Decomposing the total variation in a nested random effects model of neighborhood, household, and individual components when the dependent variable is dichotomous: Implications for adolescent marijuana use
Wright, D., Bobashev, G., & Novak, S. (2005). Decomposing the total variation in a nested random effects model of neighborhood, household, and individual components when the dependent variable is dichotomous: Implications for adolescent marijuana use. Drug and Alcohol Dependence, 78(2), 195-204.
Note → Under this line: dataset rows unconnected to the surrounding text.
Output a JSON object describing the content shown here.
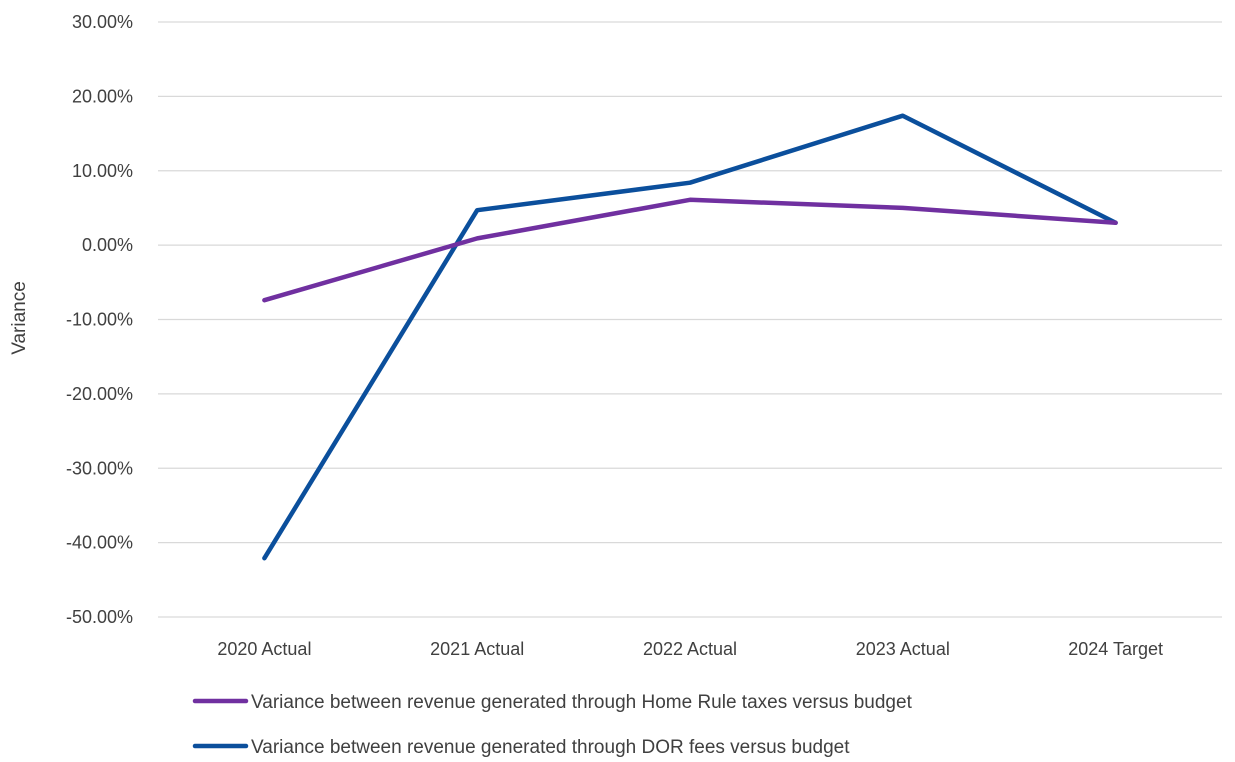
{
  "chart_data": {
    "type": "line",
    "ylabel": "Variance",
    "ylim": [
      -50,
      30
    ],
    "y_tick_step": 10,
    "y_tick_labels": [
      "30.00%",
      "20.00%",
      "10.00%",
      "0.00%",
      "-10.00%",
      "-20.00%",
      "-30.00%",
      "-40.00%",
      "-50.00%"
    ],
    "categories": [
      "2020 Actual",
      "2021 Actual",
      "2022 Actual",
      "2023 Actual",
      "2024 Target"
    ],
    "grid": "horizontal",
    "legend_position": "bottom",
    "series": [
      {
        "name": "Variance between revenue generated through Home Rule taxes versus budget",
        "color": "#7030A0",
        "values": [
          -7.4,
          0.9,
          6.1,
          5.0,
          3.0
        ]
      },
      {
        "name": "Variance between revenue generated through DOR fees versus budget",
        "color": "#0B4F9C",
        "values": [
          -42.1,
          4.7,
          8.4,
          17.4,
          3.0
        ]
      }
    ]
  }
}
Multilevel modeling techniques have become a useful tool that enables substance abuse researchers to more accurately identify the contribution of multiple levels of influence on drug-related attitudes and behaviors. However, it is difficult to determine the relative importance of the different hierarchical levels because, in the case of dichotomous outcomes, the variance components estimation involves calculations using a log-odds metric at the lowest level of estimation. We present methods introduced by Goldstein and Rasbash [Goldstein, H., Rasbash, J., 1996. Improved approximations for multilevel models with binary responses. J. Roy. Stat. Soc. A 159, 505-513.] to convert the variance components from the log-odds to the probability metric. This method provides a more logical and interpretable way to examine variation for nonlinear outcomes, which tend to be heavily utilized in substance use research. Using data from the National Household Survey on Drug Abuse [Substance Abuse and Mental Health Services Administration (SAMHSA), 2001. 1999 National Household Survey on Drug Abuse. Data Collection Final Report. Office of Applied Studies (OAS), Rockville, MD. Available at http://www.samhsa.gov/oas/nhsda/1999/Collect/toc.htm. Accessed on July 1, 2003.], we partition variation among individual, household, and neighborhood levels for the binary outcome of past year marijuana use to illustrate this approach. We also conduct a stability analysis to examine the robustness across different estimation procedures commonly available in commercial multilevel software packages. Finally, we partition the variance components using a conventional continuously distributed outcome and compare the relative magnitudes across binary and continuous outcomes.